Continuing north we experienced a complete change in the landscape with the appearance of the rugged, volcanic caldera of Mount Batur with its deep lake and bubbling hot springs. The end of our second day saw us retreat to another peaceful hotel in the town of Lovina. Here we were able to interact with the local people more readily as they plied their wares on the shores of black, volcanic beaches.

 

 

 

In contrast to the intricate carvings of the Hindu temples, day three found us experiencing the simplicity of a Buddhist monastery high on a hill top.

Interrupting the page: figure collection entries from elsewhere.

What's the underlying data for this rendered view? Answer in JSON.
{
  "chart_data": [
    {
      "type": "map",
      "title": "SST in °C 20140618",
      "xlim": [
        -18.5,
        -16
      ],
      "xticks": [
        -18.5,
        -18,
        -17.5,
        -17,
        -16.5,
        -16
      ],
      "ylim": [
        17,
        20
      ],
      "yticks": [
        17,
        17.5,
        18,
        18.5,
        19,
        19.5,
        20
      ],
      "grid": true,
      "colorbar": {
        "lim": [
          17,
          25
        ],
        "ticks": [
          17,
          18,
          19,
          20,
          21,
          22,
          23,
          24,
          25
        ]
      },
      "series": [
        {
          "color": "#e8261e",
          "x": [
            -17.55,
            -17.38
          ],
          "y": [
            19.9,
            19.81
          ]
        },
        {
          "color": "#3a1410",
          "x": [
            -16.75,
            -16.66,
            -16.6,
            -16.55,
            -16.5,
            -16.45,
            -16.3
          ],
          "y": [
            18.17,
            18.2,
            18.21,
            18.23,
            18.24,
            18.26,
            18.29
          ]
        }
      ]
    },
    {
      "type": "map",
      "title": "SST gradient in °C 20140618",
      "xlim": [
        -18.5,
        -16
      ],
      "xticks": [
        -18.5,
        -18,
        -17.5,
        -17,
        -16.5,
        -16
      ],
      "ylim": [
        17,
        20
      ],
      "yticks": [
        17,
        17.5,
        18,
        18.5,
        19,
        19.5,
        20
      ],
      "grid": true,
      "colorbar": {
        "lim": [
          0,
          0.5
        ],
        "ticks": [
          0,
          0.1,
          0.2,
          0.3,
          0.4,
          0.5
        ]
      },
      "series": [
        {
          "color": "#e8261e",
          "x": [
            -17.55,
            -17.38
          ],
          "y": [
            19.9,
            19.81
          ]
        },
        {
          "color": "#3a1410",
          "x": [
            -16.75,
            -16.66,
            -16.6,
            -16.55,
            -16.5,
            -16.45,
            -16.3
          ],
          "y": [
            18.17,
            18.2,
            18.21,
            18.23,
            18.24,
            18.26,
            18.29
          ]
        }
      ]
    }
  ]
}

A calm peaceful atmosphere of tranquillity surrounded us and it seemed as if we were a life time away from the frenzy of the cities where huge statues of the Gods adorn the streets dressed in silk and are protected from the rays of the sun by umbrellas.

 

 

 

Continuing south again we made time to visit the Ulun Danu Bratan temple built on the shores of idyllic Lake Batur. Viewed from a distance, it seems as if the tiered temple was floating on the lake.

 

 

 

Our last temple visit was to the most sacred temple in the land –set on an offshore rock and highly revered by the Hindu people it is known as Tanah Lot. We watched in awe as row after row of white clad Balinese made their pilgrimage across the bridge into the temple. As non-Balinese, we were not allowed to enter.

 

With the sun setting on this spectacular epic movie scene before us we were reluctant to leave but our tour was at an end. We eventually left the island feeling only respect for the friendly people we had met and vowing that one day we would return.

 

 

 

What a strange but exciting land Bali had turned out to be. With tales of its magic man, Hindu Gods and the fact that Balinese people name their children in the order they were born and the names are the same for both boys and girls. The first born child is called Wayan, Putu or Gede; the second Made or Kadek; the third child goes by Nyoman or Komang and the fourth child by Ketut.

This is one land that should make it on to everyone’s wish list of destinations to visit.